Understanding the Tech Solution
Image Angel can be used by any online platform where people exchange photos, for instance social connection apps, social media and online sites.
When an image is viewed by a user, it is seamlessly tagged with an invisible forensic watermark which is unique to them.
This covert marker is encoded within the copy of the image itself and can survive screenshots, being edited and being re-captured with a secondary device.
It means that if you discover your image has been shared non-consensually, as long as the service you posted it on has the system integrated, the viewer's details will be encoded in the image and can be retrieved by a forensic expert so action can be taken.
Currently, one service has implemented her tech and she's in discussions with many others.

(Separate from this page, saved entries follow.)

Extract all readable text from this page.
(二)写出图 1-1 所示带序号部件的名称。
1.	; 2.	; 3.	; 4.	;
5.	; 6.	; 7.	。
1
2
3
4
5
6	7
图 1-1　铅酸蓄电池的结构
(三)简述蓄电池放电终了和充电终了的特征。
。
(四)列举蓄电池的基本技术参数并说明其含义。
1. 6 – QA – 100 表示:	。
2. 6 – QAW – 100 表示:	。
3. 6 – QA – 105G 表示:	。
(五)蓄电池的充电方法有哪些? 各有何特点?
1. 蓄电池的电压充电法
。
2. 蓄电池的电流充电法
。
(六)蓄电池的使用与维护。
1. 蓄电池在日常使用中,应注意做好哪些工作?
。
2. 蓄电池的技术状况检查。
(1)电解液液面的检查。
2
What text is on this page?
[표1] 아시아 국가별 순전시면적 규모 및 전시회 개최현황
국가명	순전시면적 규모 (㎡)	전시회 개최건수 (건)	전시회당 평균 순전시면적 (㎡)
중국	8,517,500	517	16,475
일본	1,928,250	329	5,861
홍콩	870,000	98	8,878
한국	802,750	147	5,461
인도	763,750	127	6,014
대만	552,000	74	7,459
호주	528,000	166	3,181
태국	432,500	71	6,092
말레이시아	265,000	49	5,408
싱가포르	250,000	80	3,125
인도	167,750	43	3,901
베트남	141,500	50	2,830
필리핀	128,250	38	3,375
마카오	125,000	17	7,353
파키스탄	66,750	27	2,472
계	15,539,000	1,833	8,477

Proven Technology, New Application
"This technology already exists in Hollywood, it already exists in sports broadcasting so this is not brand new technology, it's just a new application and a new system," explained Madelaine.
"We have validated it, we're collaborating with a firm that has 30 years experience in developing technology so we are confident that this is solid and what we now need to do is deploy it widely," she continued.
She said she believed the technology would also act as a preventive measure to potential perpetrators.
Changing the Narrative
An advocate from a leading helpline said she had seen first-hand the trauma and guilt this abuse caused for victims.
"When that guilt is reinforced by a uninformed acquaintance or service who says 'well, why did you take those images in the first place?' that guilt can really be deepened so it's really important that the support a victim receives is that they have not done anything wrong," she emphasized.
She added it was fantastic that Madelaine was using her experience to create solutions, adding: "It is vital to have this comprehensive strategy towards tackling technology-enabled gender-based abuse, because no one tool is going to be able to tackle this alone, no one helpline, it needs to be this multi-layered response."
TV presenter Jess Davies was only fifteen when images of her in her underwear were circulated within her town. It was the beginning of multiple violations Jess endured in her youth that would later shape her women's rights campaigning.
"It took so long, an excessive amount of time for someone to tell me, 'it wasn't your fault' and 'that was wrong'," recalled Jess.
She too is passionate about removing the stigma of this crime from the victims to the offenders. "It isn't a crime to consensually send an image to someone," said Jess.
"However, it is illegal to distribute that without consent and I think that should invariably be where the responsibility is," she concluded.